After Silent Hearing, Council Adopts Zero Increase Budget
Nobody steps up during the time for public comment
Following a public hearing without any public comments, the Borough Council on Tuesday night adopted a 2011 municipal budget with $45,586,520.11 in total general appropriations and a zero-percent increase for Fair Lawn taxpayers.
The budget includes $33,780,235 in appropriations for municipal purposes within the property tax cap, $8,506,285.11 excluded from the cap, and a $3,300,000 reserve for uncollected taxes. Anticipated revenues other than current property taxes amount to $12,525,858.11. There are no furlough days and no layoffs for borough employees in the budget.

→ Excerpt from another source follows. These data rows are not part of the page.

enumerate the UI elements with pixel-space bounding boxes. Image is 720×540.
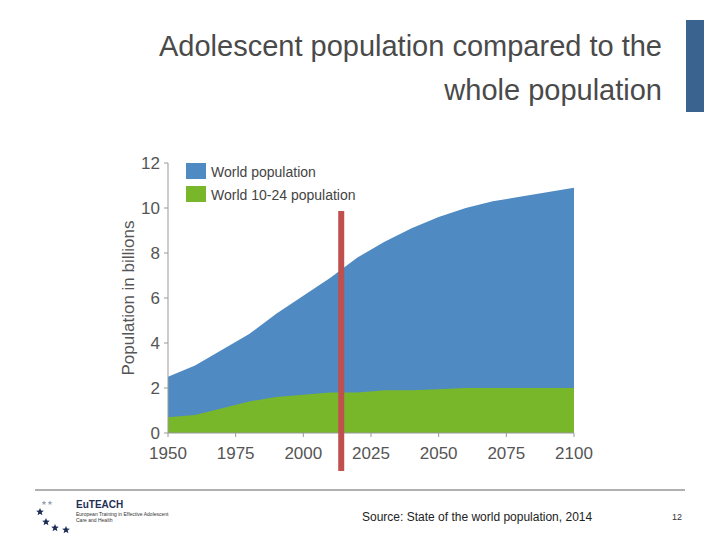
x-tick-label: 1950 (149, 444, 187, 463)
slide: Adolescent population compared to the who… (0, 0, 720, 540)
x-tick (506, 433, 507, 437)
plot-area (168, 188, 574, 433)
area (168, 188, 574, 433)
x-tick (235, 433, 236, 437)
logo-star (42, 518, 50, 525)
accent-bar (686, 20, 704, 112)
legend-label: World 10-24 population (211, 187, 356, 203)
x-tick-label: 2050 (420, 444, 458, 463)
x-tick (168, 433, 169, 437)
y-tick-label: 8 (151, 244, 160, 263)
logo-star (48, 501, 53, 506)
y-tick (164, 298, 168, 299)
logo-star (42, 501, 47, 506)
y-tick-label: 12 (141, 154, 160, 173)
slide-title: whole population (443, 74, 662, 106)
logo: EuTEACHEuropean Training in Effective Ad… (36, 499, 169, 533)
y-tick (164, 343, 168, 344)
x-tick (574, 433, 575, 437)
logo-name: EuTEACH (76, 499, 123, 510)
slide-title: Adolescent population compared to the (159, 30, 662, 62)
y-tick (164, 253, 168, 254)
x-tick (371, 433, 372, 437)
logo-star (51, 524, 59, 531)
legend-swatch (186, 186, 206, 202)
reference-line (338, 211, 344, 471)
y-tick (164, 208, 168, 209)
x-tick (303, 433, 304, 437)
chart: 0 2 4 6 8 10 12 1950 1975 2000 2025 2050 2075 2100 Pop… (119, 154, 593, 471)
footer-rule (35, 489, 685, 491)
y-tick (164, 433, 168, 434)
x-tick-label: 2075 (487, 444, 525, 463)
y-tick-label: 10 (141, 199, 160, 218)
x-tick (438, 433, 439, 437)
legend: World population World 10-24 population (186, 163, 356, 203)
x-tick-label: 1975 (217, 444, 255, 463)
logo-star (36, 508, 44, 515)
area (168, 388, 574, 433)
x-tick-label: 2100 (555, 444, 593, 463)
logo-star (62, 526, 70, 533)
y-tick-label: 2 (151, 379, 160, 398)
x-tick-label: 2025 (352, 444, 390, 463)
y-tick (164, 388, 168, 389)
y-tick-label: 6 (151, 289, 160, 308)
source: Source: State of the world population, 2… (362, 510, 592, 524)
legend-label: World population (211, 164, 316, 180)
y-tick (164, 163, 168, 164)
y-axis-label: Population in billions (119, 221, 138, 376)
y-tick-label: 0 (151, 424, 160, 443)
y-tick-label: 4 (151, 334, 160, 353)
logo-subtitle: Care and Health (76, 517, 113, 523)
x-tick-label: 2000 (284, 444, 322, 463)
legend-swatch (186, 163, 206, 179)
page-number: 12 (672, 512, 682, 522)
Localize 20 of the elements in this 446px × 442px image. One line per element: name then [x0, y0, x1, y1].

About 15 people attended the council meeting, and none stepped up to the podium to air their views on the budget. Mayor Lisa Swain said that "While this may not be a perfect budget, this is a very good budget." She credited the "very tough decisions" and sacrifices Fair Lawn has made the last couple of years, including the 14 furlough days for borough employees and 18 for library employees during 2010.

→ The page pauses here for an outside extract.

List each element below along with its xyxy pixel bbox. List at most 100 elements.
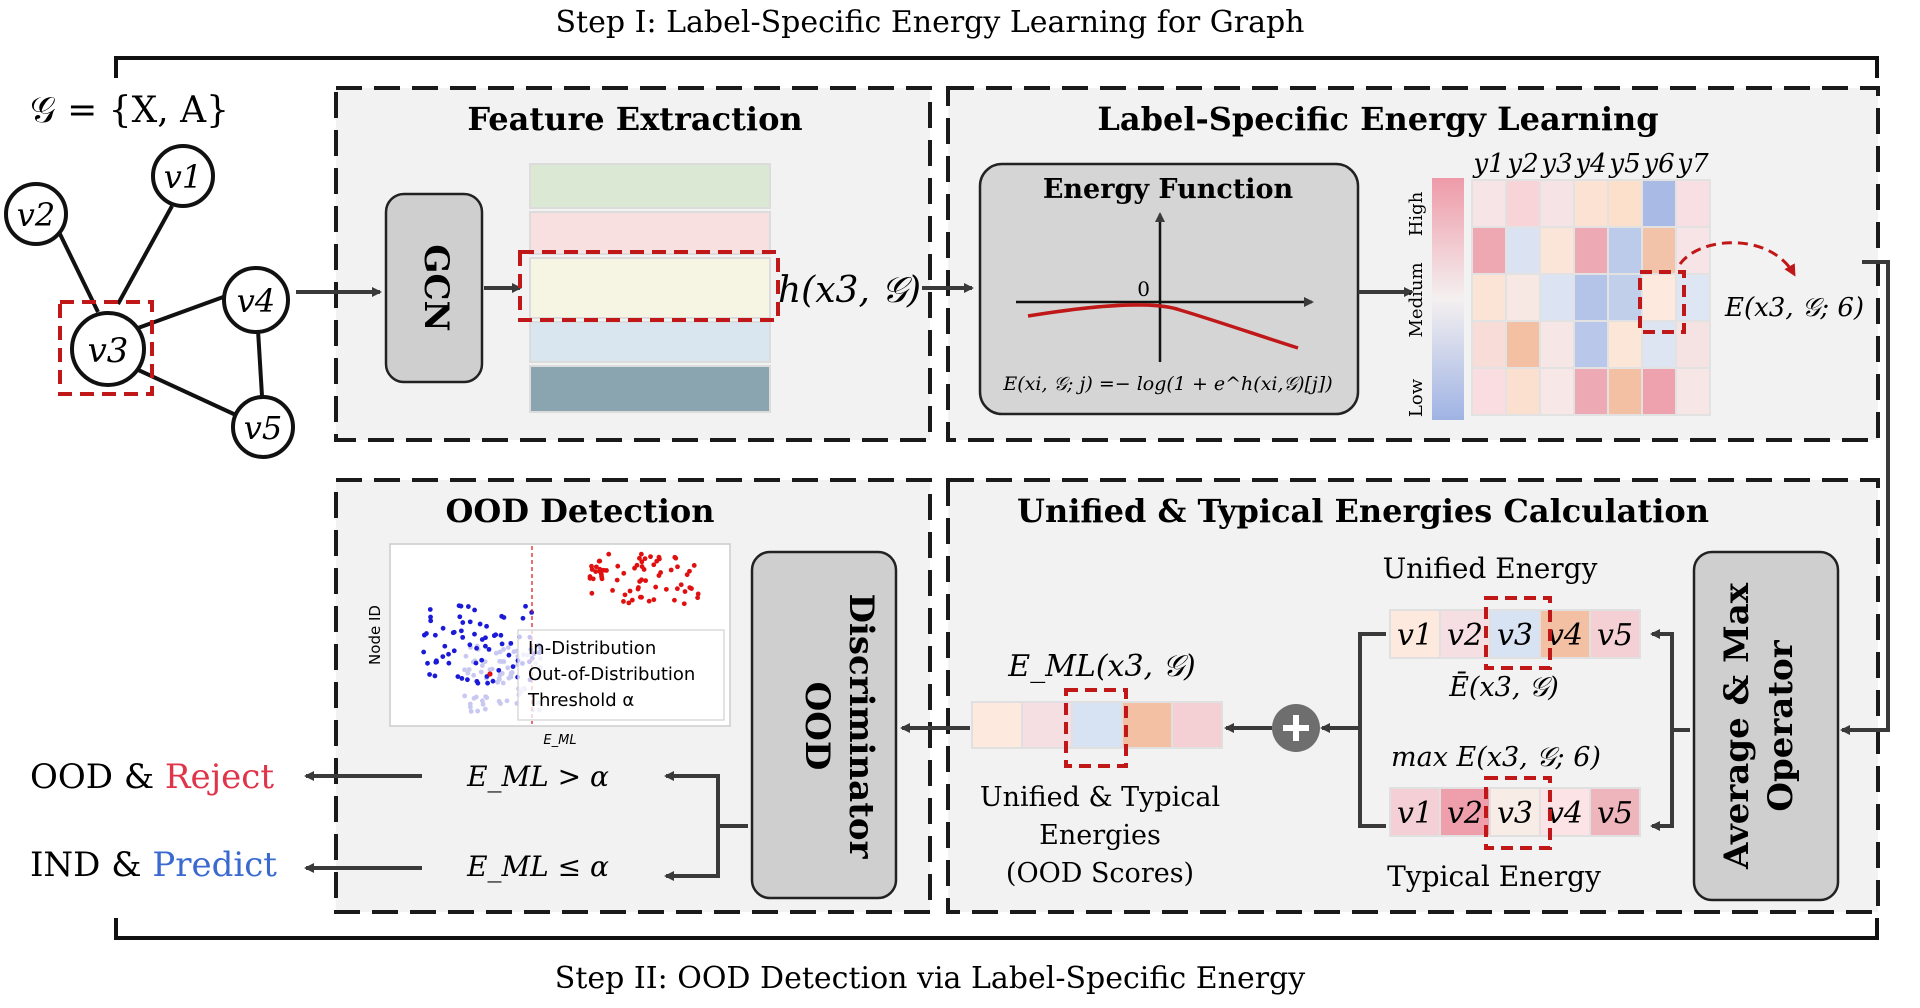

"That contributed to the budget that we're voting on right now," Swain said.
Additionally, last September, the borough laid off four police officers. On Wednesday, the borough is beginning the process of adding two officers, Manager Tim Stafford confirmed when asked by Deputy Mayor Joe Tedeschi.
Deputy Mayor Steve Weinstein said that, "In Bergen County, we're probably the only town at this point that's coming in with the zero tax increase." The budget is also able to "pretty much, give residents of Fair Lawn the services they expect."

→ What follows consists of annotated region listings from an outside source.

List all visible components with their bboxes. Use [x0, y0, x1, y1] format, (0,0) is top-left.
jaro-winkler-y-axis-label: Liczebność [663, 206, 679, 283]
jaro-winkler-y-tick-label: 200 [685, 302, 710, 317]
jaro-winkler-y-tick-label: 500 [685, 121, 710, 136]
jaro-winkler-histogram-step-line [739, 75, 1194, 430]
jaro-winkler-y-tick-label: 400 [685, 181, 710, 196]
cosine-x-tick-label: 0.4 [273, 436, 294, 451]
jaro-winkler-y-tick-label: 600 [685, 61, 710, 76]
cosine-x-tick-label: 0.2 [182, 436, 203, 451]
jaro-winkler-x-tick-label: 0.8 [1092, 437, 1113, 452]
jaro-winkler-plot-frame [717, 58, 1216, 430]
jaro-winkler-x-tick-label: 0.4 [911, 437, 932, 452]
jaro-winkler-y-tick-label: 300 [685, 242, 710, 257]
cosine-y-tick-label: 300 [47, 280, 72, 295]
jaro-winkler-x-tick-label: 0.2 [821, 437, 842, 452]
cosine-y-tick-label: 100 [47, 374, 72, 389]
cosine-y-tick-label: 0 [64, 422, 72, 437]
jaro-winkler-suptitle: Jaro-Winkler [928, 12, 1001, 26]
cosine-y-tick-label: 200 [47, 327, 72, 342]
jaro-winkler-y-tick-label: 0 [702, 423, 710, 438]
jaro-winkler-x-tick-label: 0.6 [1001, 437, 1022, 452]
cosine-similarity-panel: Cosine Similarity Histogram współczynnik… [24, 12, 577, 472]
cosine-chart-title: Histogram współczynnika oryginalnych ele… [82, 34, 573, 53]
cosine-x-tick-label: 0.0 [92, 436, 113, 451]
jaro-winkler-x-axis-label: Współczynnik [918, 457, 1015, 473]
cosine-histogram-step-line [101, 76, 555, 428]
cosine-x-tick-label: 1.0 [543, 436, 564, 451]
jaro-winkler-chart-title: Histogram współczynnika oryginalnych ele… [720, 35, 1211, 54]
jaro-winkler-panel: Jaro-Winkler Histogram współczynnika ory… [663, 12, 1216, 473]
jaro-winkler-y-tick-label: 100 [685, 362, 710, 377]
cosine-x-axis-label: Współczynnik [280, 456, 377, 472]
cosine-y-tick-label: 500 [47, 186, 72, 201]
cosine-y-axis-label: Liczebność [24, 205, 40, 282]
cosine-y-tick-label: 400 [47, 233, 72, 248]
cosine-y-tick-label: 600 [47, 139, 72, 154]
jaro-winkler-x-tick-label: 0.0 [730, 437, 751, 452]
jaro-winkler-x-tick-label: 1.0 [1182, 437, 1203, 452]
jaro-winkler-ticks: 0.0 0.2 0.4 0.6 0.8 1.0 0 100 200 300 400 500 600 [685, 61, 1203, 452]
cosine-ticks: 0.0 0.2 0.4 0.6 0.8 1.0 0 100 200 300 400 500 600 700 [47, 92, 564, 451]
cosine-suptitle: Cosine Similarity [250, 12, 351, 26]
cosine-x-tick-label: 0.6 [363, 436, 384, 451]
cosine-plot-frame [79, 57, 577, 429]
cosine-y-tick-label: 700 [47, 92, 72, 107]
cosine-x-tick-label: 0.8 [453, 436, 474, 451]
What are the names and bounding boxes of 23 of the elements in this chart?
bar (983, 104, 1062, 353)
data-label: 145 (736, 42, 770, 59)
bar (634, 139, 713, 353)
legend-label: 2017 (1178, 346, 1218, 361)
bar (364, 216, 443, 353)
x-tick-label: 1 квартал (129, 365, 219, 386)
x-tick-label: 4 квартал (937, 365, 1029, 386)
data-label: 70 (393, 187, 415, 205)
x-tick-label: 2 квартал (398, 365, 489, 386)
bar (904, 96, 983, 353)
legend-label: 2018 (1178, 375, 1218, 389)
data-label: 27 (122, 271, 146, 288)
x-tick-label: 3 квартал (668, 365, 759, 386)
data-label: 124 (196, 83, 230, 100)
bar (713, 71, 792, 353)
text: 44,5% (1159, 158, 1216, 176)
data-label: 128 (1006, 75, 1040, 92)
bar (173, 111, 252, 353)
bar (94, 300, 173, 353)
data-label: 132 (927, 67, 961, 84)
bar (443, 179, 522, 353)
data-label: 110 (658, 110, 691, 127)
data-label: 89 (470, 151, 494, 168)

Councilman Ed Trawinski gave part of the credit to Governor Chris Christie, whose 2 percent cap on property tax increases, along with other initiatives, forced municipalities like Fair Lawn to reign in their spending, he said. Tedeschi, however, said that "Chris Christie did not cut this budget," but instead that the council made the cuts and taxpayers also stepped up.
Tedeschi said he doesn't think furloughs "are the answer in any situation." Councilmember Jeanne Baratta agreed, calling furloughs a "a one-time shot."
"Unless you do it every year, it doesn't work," she said.
Tedeschi said, "What we've done now, is put in place some good changes," but also looked forward to the future.
"We have to start working on the next budget," he said.